Gündem

Kılıçdaroğlu: 34 askerimizin şehit edildiği saldırıdan sonra Erdoğan Putin'le telefonda ne konuştu?

10 Mart 2020 15:11

CHP Genel Başkanı Kemal Kılıçdaroğlu, Cumhurbaşkanı ve AKP Genel Bakanı Recep Tayyip Erdoğan'ın Moskova'da Rusya Devlet Başkanı Vladimir Putin ile gerçekleştirdiği mutabakata ilişkin değerlendirmelerde bulundu. Ortak basın toplantısında Putin'in, "Telefon görüşmemizde ifade ettiğim gibi hiç kimse Suriye askeri de dahil olmak üzere orada Türk askerlerinin olduğunu bilmiyordu" sözlerini hatırlatan Kılıçdaroğlu, Erdoğan'ın bu esnada tepki göstermemesini eleştirdi. Kılıçdaroğlu, "Erdoğan bu telefon görüşülmesinde Putin’e ne söyledi, ben merak ediyorum" dedi.

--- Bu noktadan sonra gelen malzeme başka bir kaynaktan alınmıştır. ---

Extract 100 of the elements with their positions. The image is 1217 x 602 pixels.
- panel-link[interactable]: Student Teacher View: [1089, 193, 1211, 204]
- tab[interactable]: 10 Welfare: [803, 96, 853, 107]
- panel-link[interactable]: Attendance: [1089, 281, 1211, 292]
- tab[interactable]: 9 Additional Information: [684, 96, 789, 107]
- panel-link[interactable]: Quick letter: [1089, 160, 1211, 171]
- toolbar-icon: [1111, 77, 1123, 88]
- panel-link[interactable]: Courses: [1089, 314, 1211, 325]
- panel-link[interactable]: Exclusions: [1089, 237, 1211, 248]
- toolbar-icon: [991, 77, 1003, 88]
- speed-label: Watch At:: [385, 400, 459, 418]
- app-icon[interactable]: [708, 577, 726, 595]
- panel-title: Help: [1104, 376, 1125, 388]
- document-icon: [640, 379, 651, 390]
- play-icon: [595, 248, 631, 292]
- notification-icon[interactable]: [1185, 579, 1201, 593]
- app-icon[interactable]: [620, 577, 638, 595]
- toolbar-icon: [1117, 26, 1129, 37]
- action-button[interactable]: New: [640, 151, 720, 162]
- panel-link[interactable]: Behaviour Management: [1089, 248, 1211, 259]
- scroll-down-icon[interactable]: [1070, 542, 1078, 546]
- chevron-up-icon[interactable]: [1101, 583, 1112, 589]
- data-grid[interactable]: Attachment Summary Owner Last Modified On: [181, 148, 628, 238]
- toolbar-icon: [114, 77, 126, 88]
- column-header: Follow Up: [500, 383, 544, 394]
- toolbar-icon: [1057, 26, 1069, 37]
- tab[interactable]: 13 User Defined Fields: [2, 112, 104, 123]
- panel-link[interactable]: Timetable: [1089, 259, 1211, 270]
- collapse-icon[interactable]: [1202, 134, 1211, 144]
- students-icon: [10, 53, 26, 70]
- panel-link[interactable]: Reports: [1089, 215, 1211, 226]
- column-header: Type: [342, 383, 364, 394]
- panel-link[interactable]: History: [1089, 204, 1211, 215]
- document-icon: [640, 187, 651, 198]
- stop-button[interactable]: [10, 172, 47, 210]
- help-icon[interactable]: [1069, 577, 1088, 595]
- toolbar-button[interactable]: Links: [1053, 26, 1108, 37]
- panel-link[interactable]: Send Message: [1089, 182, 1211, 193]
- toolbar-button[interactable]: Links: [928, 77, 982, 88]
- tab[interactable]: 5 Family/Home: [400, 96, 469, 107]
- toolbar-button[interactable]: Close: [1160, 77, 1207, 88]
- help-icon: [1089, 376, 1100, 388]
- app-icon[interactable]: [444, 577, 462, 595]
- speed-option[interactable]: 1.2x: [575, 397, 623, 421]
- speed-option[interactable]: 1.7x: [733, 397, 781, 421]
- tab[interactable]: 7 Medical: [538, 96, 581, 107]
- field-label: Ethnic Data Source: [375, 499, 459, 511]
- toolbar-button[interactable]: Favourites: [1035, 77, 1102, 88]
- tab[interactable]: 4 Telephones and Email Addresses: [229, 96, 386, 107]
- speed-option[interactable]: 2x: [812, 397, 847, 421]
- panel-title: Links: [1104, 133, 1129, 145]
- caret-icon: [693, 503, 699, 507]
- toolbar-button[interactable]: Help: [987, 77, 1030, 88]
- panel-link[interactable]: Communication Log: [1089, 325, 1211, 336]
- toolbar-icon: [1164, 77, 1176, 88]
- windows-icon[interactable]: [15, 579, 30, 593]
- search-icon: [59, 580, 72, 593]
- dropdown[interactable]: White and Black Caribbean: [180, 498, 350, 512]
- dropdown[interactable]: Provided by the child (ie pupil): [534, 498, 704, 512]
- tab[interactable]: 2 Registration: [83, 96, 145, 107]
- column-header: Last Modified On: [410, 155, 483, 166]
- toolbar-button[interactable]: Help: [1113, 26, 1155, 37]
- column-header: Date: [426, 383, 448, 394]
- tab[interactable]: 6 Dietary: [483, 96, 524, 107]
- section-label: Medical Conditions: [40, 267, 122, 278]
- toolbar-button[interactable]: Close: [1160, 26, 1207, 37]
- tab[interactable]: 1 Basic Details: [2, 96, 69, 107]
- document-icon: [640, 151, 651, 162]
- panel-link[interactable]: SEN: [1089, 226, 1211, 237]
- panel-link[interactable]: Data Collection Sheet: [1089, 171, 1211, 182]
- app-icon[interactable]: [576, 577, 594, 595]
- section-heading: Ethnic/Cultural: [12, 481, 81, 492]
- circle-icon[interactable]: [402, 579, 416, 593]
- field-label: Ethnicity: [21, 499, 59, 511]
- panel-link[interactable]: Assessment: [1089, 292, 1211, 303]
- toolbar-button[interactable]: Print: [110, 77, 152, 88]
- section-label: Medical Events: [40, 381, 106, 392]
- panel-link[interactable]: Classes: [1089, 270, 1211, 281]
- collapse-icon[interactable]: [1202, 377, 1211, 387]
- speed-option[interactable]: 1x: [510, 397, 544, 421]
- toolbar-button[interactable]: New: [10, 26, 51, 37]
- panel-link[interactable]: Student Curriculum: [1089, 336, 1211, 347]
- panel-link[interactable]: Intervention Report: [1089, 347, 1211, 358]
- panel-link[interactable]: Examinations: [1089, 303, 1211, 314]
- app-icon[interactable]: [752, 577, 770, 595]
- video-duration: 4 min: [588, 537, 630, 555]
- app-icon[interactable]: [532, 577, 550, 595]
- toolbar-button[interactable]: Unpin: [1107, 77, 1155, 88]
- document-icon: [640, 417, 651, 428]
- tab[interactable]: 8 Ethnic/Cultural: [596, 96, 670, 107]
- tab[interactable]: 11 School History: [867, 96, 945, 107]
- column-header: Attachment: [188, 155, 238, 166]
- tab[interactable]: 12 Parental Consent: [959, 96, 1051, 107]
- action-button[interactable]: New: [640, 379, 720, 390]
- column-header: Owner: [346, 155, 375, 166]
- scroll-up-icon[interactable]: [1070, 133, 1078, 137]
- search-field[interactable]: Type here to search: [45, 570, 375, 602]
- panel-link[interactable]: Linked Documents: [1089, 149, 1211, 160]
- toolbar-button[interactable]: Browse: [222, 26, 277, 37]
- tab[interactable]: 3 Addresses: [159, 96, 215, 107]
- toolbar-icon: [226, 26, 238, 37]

Görüşmeye ilişkin 11 sonuç açıklayan Kılıçdaroğlu, görüşme öncesi Rusya medyası tarafından yayınlanan videoya da, "Yanlış mı yanlış, haksızlık mı haksızlık. Hak ediyorlar mı hayır. Bunu asla kabul etmiyorum ve doğru bulmuyorum" diyerek tepki gösterdi.

Devlet yetkilileri dışında AKP'ye ilişkin isimlerin Moskova'ya gitmesini eleştiren KIlıçdaroğlu, "İşte parti devleti dediğimiz odur. Ne işleri var onların orada? Ağırıma giden Putin’in el işareti ile bizimkileri çağırması. Her biriyle tek tek tokalaşması. Ağırıma gidiyor. Dışişleri Bakanı’nı görüyorsunuz, ter basmış elindeki dosyayı yelleç gibi kullanıyor" siye konuştu.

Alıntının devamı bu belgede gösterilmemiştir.